6. Reverse your ceiling fans
Most people aren’t thinking about using their ceiling fans in the middle of winter. However, reversing the direction of your ceiling fans and running them during the winter can lower your energy costs. Switching the direction of the blades forces the warm air near the ceiling back down, helping the room warm up. This redirection of the warm air means your thermostat won’t work as hard to warm the room, saving you money on your electric bill.
7. Test your smoke and carbon monoxide detectors
Aside from lighting a fire in your home, there are plenty of other fire hazards during the wintertime. Many fires occur yearly due to misplaced decorations, so it’s crucial to test your smoke detectors. You’ll want to inspect your carbon monoxide detectors.
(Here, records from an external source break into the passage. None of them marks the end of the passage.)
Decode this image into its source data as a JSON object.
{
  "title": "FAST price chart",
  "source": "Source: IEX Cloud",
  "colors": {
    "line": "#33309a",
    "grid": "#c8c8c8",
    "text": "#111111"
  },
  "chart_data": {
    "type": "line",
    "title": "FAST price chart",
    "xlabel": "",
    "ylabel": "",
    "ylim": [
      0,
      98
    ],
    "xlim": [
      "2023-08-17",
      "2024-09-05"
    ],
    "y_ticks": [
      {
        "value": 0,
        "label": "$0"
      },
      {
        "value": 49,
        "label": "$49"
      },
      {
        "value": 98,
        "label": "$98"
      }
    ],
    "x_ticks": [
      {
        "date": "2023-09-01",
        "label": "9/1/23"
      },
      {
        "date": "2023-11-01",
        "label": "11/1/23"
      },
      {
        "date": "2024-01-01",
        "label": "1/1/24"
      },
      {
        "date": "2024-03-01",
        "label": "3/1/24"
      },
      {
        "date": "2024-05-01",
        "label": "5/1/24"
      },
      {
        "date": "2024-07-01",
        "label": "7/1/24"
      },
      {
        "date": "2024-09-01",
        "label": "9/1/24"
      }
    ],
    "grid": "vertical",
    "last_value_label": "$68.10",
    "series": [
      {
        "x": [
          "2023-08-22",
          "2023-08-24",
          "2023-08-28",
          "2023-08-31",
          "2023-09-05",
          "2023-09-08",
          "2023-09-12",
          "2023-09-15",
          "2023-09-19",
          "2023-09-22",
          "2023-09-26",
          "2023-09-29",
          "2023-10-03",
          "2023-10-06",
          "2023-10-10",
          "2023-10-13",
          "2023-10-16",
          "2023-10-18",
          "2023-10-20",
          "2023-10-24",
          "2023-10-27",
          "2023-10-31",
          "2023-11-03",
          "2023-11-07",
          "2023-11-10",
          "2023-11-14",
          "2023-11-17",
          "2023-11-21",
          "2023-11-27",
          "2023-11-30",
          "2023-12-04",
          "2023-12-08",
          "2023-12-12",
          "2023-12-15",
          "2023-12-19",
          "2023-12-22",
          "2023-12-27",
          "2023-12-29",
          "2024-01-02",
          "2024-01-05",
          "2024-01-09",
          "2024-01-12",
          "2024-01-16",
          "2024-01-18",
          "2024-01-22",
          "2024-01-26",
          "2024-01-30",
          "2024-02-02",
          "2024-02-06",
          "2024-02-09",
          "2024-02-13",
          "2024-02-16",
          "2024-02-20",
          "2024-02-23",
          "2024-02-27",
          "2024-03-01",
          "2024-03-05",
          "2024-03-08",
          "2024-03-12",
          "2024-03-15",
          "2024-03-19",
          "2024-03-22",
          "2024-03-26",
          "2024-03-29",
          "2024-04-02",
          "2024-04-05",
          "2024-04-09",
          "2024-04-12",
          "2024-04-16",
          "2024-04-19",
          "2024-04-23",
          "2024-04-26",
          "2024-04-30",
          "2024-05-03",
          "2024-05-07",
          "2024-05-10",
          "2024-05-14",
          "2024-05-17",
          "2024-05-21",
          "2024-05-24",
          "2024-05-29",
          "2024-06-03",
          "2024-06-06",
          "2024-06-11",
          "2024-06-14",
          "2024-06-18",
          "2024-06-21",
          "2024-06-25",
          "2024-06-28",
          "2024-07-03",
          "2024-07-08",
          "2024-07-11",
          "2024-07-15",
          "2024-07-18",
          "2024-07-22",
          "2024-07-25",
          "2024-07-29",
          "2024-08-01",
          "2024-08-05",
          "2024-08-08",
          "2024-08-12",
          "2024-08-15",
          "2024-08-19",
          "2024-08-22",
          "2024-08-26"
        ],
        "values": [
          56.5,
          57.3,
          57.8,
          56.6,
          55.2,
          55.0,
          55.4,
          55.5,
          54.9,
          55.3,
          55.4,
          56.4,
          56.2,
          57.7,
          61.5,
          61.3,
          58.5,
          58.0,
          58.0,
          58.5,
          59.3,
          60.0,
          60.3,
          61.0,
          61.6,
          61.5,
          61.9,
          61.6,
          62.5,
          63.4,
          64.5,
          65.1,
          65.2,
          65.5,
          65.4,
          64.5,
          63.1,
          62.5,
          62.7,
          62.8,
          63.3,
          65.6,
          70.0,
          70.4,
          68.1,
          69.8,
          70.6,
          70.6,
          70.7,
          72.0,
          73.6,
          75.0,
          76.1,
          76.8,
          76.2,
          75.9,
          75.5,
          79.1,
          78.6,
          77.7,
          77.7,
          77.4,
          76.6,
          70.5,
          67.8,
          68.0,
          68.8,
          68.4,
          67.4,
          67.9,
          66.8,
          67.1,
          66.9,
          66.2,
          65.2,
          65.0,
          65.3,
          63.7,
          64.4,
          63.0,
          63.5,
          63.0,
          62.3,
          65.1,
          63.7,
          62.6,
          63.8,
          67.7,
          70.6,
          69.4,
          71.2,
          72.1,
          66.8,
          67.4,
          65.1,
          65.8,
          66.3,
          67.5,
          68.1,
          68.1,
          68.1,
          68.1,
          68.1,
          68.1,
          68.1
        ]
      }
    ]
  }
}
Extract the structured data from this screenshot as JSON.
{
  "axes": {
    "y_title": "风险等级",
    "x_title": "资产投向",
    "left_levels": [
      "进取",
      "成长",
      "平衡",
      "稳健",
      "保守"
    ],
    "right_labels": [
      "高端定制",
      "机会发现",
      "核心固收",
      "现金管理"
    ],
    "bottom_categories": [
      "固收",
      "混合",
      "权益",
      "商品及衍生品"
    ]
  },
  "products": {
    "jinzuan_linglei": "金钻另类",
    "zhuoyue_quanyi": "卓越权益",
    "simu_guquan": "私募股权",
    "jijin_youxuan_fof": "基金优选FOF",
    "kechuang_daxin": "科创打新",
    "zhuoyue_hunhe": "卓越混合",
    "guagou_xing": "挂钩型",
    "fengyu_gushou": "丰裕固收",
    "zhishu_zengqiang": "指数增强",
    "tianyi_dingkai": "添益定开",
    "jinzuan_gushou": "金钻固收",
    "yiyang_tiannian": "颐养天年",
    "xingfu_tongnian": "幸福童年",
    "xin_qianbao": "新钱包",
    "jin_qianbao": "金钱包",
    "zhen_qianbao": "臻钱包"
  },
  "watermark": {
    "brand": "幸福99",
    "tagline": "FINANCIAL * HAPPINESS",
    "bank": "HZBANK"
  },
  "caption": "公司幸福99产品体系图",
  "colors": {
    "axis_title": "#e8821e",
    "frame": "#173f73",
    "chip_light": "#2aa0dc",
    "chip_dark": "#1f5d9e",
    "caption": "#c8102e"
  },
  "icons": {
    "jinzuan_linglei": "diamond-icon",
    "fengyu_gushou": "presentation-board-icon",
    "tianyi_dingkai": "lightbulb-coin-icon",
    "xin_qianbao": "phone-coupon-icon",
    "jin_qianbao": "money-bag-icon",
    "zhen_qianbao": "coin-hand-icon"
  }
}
These detectors can warn you of high levels of carbon monoxide in your home, which typically comes from fuel-burning appliances or fireplaces.
8. Remove gas from small engines
Leaving gas in small engines, such as those in your lawn mower or weed wacker, can gum up the carburetor and rust the inside of the engine. Emptying the gas to keep your engines safe should be part of your winter preparation. Once you remove the gas, you may want to continue maintaining and cleaning it to make it a part of your annual routine in the fall.
9. Consider buying a generator
Emergency generators are a great tool to have year-round, but especially during the winter when there’s a higher likelihood of power outages due to rainstorms and other weather-related issues. An emergency generator can help you keep your heat, kitchen fridge, and lights running in case you lose power. The size you need will depend on what you plan to keep running since each appliance will use a different amount of energy.
Prepping your home for winter should be a part of your fall routine. The sooner you prepare your home, the more time you’ll have to take care of any unexpected repairs that need your attention. Winter can be the most wonderful time of year when your house is ready for the change in weather.